The 2019 Sánchez-Casal Cup was a professional tennis tournament played on clay courts. It was the second edition of the tournament which was part of the 2019 ATP Challenger Tour. It took place in Barcelona, Spain between 30 September and 6 October 2019.

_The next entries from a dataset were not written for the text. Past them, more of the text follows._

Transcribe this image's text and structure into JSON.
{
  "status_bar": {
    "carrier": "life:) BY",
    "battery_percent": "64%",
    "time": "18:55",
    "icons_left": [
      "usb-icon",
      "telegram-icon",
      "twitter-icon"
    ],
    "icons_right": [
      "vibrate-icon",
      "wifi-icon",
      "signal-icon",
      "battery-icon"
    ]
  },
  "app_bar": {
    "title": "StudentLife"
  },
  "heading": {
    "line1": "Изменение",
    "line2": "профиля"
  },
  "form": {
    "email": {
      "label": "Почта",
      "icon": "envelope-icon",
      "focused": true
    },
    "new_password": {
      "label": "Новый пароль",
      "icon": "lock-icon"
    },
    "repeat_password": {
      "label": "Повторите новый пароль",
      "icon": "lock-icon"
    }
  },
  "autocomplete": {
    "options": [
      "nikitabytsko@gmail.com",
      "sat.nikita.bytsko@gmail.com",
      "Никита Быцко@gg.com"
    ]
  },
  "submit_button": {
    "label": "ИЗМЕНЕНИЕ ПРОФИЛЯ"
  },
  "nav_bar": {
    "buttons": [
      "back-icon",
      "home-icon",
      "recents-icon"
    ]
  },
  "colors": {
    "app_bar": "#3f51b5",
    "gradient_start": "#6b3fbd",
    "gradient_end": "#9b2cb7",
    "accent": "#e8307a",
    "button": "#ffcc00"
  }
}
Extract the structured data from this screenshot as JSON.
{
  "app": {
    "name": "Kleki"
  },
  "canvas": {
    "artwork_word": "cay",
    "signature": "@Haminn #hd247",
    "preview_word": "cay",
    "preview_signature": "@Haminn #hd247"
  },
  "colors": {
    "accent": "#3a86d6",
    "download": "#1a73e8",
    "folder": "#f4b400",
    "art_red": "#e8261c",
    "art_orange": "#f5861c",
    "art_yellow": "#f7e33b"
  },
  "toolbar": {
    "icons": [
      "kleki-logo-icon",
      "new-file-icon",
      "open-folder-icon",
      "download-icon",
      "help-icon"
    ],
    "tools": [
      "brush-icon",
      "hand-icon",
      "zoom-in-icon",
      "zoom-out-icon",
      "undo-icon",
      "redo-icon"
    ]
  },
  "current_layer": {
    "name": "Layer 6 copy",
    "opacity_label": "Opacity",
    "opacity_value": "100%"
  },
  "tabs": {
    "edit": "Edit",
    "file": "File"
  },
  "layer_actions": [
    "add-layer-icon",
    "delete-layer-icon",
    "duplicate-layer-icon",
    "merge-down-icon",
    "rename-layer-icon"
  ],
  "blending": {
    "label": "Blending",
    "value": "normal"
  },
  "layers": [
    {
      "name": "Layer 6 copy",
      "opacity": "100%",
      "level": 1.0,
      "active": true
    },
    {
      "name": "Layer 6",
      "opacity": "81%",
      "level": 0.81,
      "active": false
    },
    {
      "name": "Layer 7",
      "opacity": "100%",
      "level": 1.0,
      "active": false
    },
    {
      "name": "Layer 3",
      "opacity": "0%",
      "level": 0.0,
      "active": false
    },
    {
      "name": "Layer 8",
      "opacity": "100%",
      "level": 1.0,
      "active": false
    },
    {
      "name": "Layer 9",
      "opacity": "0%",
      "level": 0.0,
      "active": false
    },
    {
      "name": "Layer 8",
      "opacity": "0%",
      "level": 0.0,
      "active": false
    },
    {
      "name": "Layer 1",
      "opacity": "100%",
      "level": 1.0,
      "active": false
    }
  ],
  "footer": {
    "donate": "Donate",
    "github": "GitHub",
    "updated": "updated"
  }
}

==Singles main-draw entrants==
===Seeds===

| Country | Player | Rank^{1} | Seed |
|---|---|---|---|
| ESP | Roberto Carballés Baena | 77 | 1 |
| ESP | Jaume Munar | 99 | 2 |
| ESP | Alejandro Davidovich Fokina | 102 | 3 |
| ITA | Salvatore Caruso | 112 | 4 |
| SVK | Andrej Martin | 114 | 5 |
| ITA | Paolo Lorenzi | 115 | 6 |
| POR | Pedro Sousa | 124 | 7 |
| ITA | Lorenzo Giustino | 144 | 8 |
| ESP | Pedro Martínez | 154 | 9 |
| ITA | Filippo Baldi | 155 | 10 |
| ITA | Federico Gaio | 156 | 11 |
| CAN | Steven Diez | 160 | 12 |
| BEL | Kimmer Coppejans | 163 | 13 |
| ITA | Alessandro Giannessi | 168 | 14 |
| IND | Ramkumar Ramanathan | 170 | 15 |
| GER | Rudolf Molleker | 174 | 16 |

- ^{1} Rankings are as of 23 September 2019.

===Other entrants===
The following players received wildcards into the singles main draw:
- ESP Íñigo Cervantes
- ESP Enrique López Pérez
- ESP Alejandro Moro Cañas
- ESP Jaume Pla Malfeito
- ESP Oriol Roca Batalla

The following players received entry into the singles main draw as alternates:
- ESP Daniel Muñoz de la Nava
- CRO Ante Pavić
- RUS Ronald Slobodchikov

The following players received entry from the qualifying draw:
- GBR Max Andrews
- BIH Tomislav Brkić

The following player received entry as a lucky loser:
- ESP Gerard Granollers

==Champions==
===Singles===

- ITA Salvatore Caruso def. SVK Jozef Kovalík 6–4, 6–2.

===Doubles===

- ITA Simone Bolelli / ESP David Vega Hernández def. ESP Sergio Martos Gornés / IND Ramkumar Ramanathan 6–4, 7–5.